Highly recommended …

Two very recent articles:

The first by David Brooks from the New York Times entitled The Return of History (a dig at Francis Fukuyama’s deeply mistaken The End of History and the Last Man – 1992). He constructs the history of Economics as a play in 5 acts. Act I is about a  discipline that studied mythical Man, the “perfectly rational, utility-maximizing autonomous individual”.  In Act II economics starts to realise humans are less rational than expected. Act III is the global debt crisis and the fact that traditional economics seemed to have zero predictive power in as far as this crisis was concerned. Act IV and V are the most interesting bits and point the way for a humble new economics more closely allied to the (appropriately humble) intellectual traditions of psychology and history.

Related  – and the most interesting piece of writing I have read in some time – is What Does Greece Mean to You? by John Mauldin.
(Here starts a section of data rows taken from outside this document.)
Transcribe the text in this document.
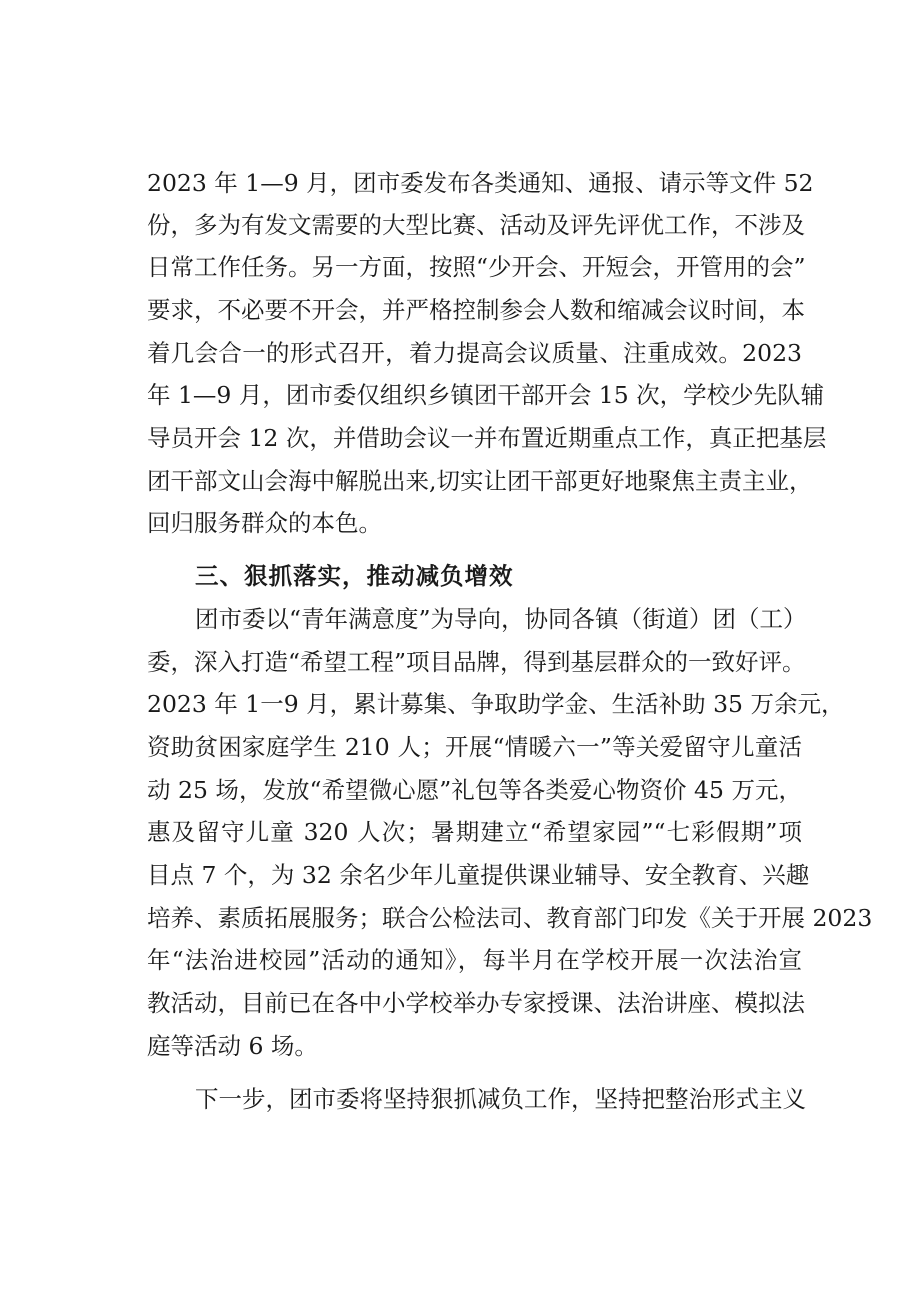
2023 年 1—9 月，团市委发布各类通知、通报、请示等文件 52
份，多为有发文需要的大型比赛、活动及评先评优工作，不涉及
日常工作任务。另一方面，按照“少开会、开短会，开管用的会”
要求，不必要不开会，并严格控制参会人数和缩减会议时间，本
着几会合一的形式召开，着力提高会议质量、注重成效。2023
年 1—9 月，团市委仅组织乡镇团干部开会 15 次，学校少先队辅
导员开会 12 次，并借助会议一并布置近期重点工作，真正把基层
团干部文山会海中解脱出来,切实让团干部更好地聚焦主责主业，
回归服务群众的本色。
三、狠抓落实，推动减负增效
团市委以“青年满意度”为导向，协同各镇（街道）团（工）
委，深入打造“希望工程”项目品牌，得到基层群众的一致好评。
2023 年 1一9 月，累计募集、争取助学金、生活补助 35 万余元，
资助贫困家庭学生 210 人；开展“情暖六一”等关爱留守儿童活
动 25 场，发放“希望微心愿”礼包等各类爱心物资价 45 万元，
惠及留守儿童 320 人次；暑期建立“希望家园”“七彩假期”项
目点 7 个，为 32 余名少年儿童提供课业辅导、安全教育、兴趣
培养、素质拓展服务；联合公检法司、教育部门印发《关于开展 2023
年“法治进校园”活动的通知》，每半月在学校开展一次法治宣
教活动，目前已在各中小学校举办专家授课、法治讲座、模拟法
庭等活动 6 场。
下一步，团市委将坚持狠抓减负工作，坚持把整治形式主义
It is written as a letter to his children (and I assume it really is what it claims to be because he puts their pictures – they’re a good-looking bunch – right in there and pre-empts a dispute with a supposedly more liberal daughter, red-headed Melissa,  by denying his figures are a “Republican research conspiracy”). Mauldin explains to his children that the Greek (and Global) debt crisis must be understood as resulting from inevitably critical states in previously stable complex systems. If that sounds like a mouthful, go to the article, because without oversimplifying or intellectually short-changing in any way, Mauldin is able to explain how our global financial system is shot through with instability – and that until the debt is painfully unwound catastrophe is imminent. Catch it here, I recommend you do – and push through the early bits where he is paying the bills by advertising his “paid for” research products and writing – it’s the right thing to do.

Thanks to collaborator and friend Sandra G. for the heads up.